Well its been 4 months since finding out my wife had an affair that lasted 7 weeks (so she says) and ended up falling in love with him. How thats possible I don't really know.
But anyway ......
Fast forward to today and things are no easier with regards to feelings but a little better with regards to how we are with each other. We decided to stay together and try and make things work. But its hard, very hard.
We now hold hands, kiss she tells me she loves me multiple times per day. Things are better. I see she is really trying, but in my head I'm fighting demons.
I cant get out my head that she must still have feelings for him and she must still think about him. She says she doesn't but I know she does and I then think she is lying to me even now.
She admitted a couple of months ago that she has feelings for him and still misses what that had. She also told me she didn't know if she was falling out of love with me. Since then she now says we was in a bad place and she knows what she wants and thats me and our family. She says she loves me and she knows she loves me and has no feelings for him and he's isn't on her mind.

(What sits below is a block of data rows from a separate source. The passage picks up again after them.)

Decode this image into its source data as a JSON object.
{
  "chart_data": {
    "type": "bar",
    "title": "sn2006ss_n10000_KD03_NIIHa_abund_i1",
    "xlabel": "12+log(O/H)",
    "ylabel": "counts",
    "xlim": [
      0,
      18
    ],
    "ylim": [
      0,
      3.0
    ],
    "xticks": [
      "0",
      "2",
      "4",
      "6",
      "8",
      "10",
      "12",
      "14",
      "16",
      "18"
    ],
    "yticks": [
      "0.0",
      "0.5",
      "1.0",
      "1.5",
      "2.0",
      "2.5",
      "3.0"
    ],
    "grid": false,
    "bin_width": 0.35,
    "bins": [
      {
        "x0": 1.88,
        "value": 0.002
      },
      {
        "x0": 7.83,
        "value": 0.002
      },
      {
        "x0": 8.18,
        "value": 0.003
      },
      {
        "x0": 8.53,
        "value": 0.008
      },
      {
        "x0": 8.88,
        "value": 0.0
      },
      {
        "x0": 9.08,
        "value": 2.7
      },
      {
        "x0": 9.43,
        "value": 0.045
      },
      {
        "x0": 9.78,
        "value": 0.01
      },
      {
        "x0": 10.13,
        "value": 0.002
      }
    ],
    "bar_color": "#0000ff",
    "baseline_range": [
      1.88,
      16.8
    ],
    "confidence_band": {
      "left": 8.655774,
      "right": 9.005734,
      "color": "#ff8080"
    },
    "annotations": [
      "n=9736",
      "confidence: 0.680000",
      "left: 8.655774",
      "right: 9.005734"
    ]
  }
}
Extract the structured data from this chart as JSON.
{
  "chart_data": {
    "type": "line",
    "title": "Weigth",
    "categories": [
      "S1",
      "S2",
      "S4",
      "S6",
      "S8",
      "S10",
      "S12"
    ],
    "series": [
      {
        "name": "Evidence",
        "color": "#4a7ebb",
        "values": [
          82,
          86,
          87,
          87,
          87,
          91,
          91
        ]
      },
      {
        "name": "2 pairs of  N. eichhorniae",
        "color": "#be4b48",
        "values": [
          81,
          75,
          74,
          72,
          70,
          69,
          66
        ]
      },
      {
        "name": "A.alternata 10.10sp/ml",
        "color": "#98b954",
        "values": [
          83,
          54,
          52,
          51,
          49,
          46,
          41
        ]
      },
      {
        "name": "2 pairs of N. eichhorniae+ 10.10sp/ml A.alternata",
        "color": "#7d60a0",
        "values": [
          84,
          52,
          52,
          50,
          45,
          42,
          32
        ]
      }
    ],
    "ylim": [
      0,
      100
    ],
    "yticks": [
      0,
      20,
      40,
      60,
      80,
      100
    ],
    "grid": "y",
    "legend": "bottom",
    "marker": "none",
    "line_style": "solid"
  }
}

I think she is lying. But what if she isnt>? What if she is telling the truth and all she wants is us? We made a decision to sell up and move 30 miles away and we are due to complete in December. Am I doing the right thing? As we are moving to the city that her AP works but he doesn't live there. Its a big place so things should be fine.
She makes all the right moves and in one way I do believe her but in another I think how can she love me when she did what she did. But the fact is a few months ago she told me she had feelings for the AP and now she doesn't...
She was honest a couple of days ago and told me she seen him drive past. She didn't have to no one else was in the car and I never would have known but she said she felt she had to tell me. Is that a good sign or is that a way of deflecting me away from the real issue.